Prof. Kirsten Reese

Kurzvita

Kirsten Reese studierte Flöte, elektronische Musik und Komposition in Berlin und in New York. Als Komponistin und Klangkünstlerin komponiert und produziert sie Werke für elektronische Medien und Instrumente sowie für intermediale und interaktive Installationen. Eine hervorgehobene Rolle in ihrer Arbeit spielen raum- und wahrnehmungsbezogene sowie performative und narrative Aspekte.

Seit 2005 unterrichtet Kirsten Reese Komposition und elektronische Klanggestaltung an der Universität der Künste Berlin, seit 2012 als Gastprofessorin. Von 2007 bis 2009 war sie Gastprofessorin für Künstlerische Transformationsprozesse, gemeinsam mit den Künstlerinnen und Wissenschaftlerinnen der Gruppe Stille Post. 2011 unterrichtete sie im Studiengang Musik und Medienkunst an der Hochschule der Künste Bern.

Kirsten Reese ist Mitglied der künstlerischen Leitung der KlangKunstBühne der UdK Berlin sowie Mitglied des Beirats des Studium Generale.

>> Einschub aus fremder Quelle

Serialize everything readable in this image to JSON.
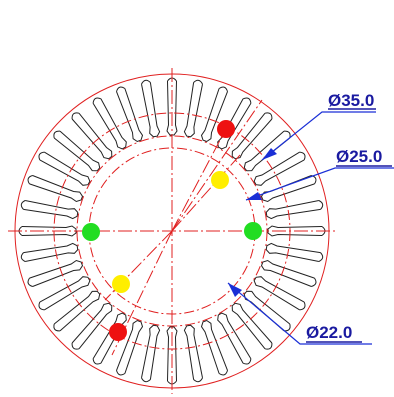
{
  "drawing": {
    "dimensions": [
      {
        "id": "d35",
        "label": "Ø35.0"
      },
      {
        "id": "d25",
        "label": "Ø25.0"
      },
      {
        "id": "d22",
        "label": "Ø22.0"
      }
    ],
    "markers": [
      {
        "ring": "Ø35.0",
        "color": "red",
        "count": 2
      },
      {
        "ring": "Ø25.0",
        "color": "yellow",
        "count": 2
      },
      {
        "ring": "Ø22.0",
        "color": "green",
        "count": 2
      }
    ],
    "slot_count": 36
  },
  "colors": {
    "background": "#ffffff",
    "outline": "#222222",
    "centerline": "#e02020",
    "leader": "#1a2fd6",
    "dim_text": "#1a1aa0",
    "marker_red": "#ee1111",
    "marker_yellow": "#ffee00",
    "marker_green": "#22dd22"
  }
}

In den vergangenen Jahren bildeten Kompositionen, temporäre Installationen und Audiowalks für Landschaften und den urbanen Außenraum Schwerpunkte ihrer Arbeit, wie z. B. „KlangBallon” (2010) für Instrumente, mobile Lautsprecher, Sensordaten und drei Trompeter im Heißluftballon oder „no voice audible but that of the sea on the far side” (2013), eine Klanginstallation in einem schalldämpfenden Zylinder im Aarhuser Hafen. Ein weiterer Schwerpunkt lag bei der Klanggestaltung für Theaterinszenierungen in Zusammenarbeit mit dem Regisseur Enrico Stolzenburg. Die szenische Komposition „KSH” für Flügel, elektronische Zuspiele, installierte Lautsprecher und Objekte wurde 2014 von dem Pianisten Klaus-Steffes Höllander uraufgeführt. Ihr Interesse für die Kontextualisierung von Medien, Mediengeschichte und elektronischer Komposition spiegelt sich in der Instrumentalkomposition für den historischen Fairlight Synthesizer bzw. Sampler und E-Gitarre wider („the lightest words had the weight of oracles”, 2014).

Kirsten Reese erhielt zahlreiche Stipendien und Preise, u. a. Stiftung Kulturfonds 2001, Cité des Arts Paris 2005/06, Villa Aurora Los Angeles 2009, Nominierung/Sonderpreis Deutscher Klangkunstpreis 2010. Ihre Arbeiten wurden international bei Ausstellungen und auf Festivals gezeigt, u. a. während der Donaueschinger Musiktage 2006/2013, auf dem Festival Rümlingen 2007/2010, beim MIBEM Festival Melbourne 2008, beim Borealis Festival Bergen 2009, bei den Wittener Tagen für neue Kammermusik 2011, beim SPOR Festival Aarhus 2013, beim Festival attaca 2014. 2010 erschien im Wolke Verlag der Katalog „Medien Klang Konstellationen”.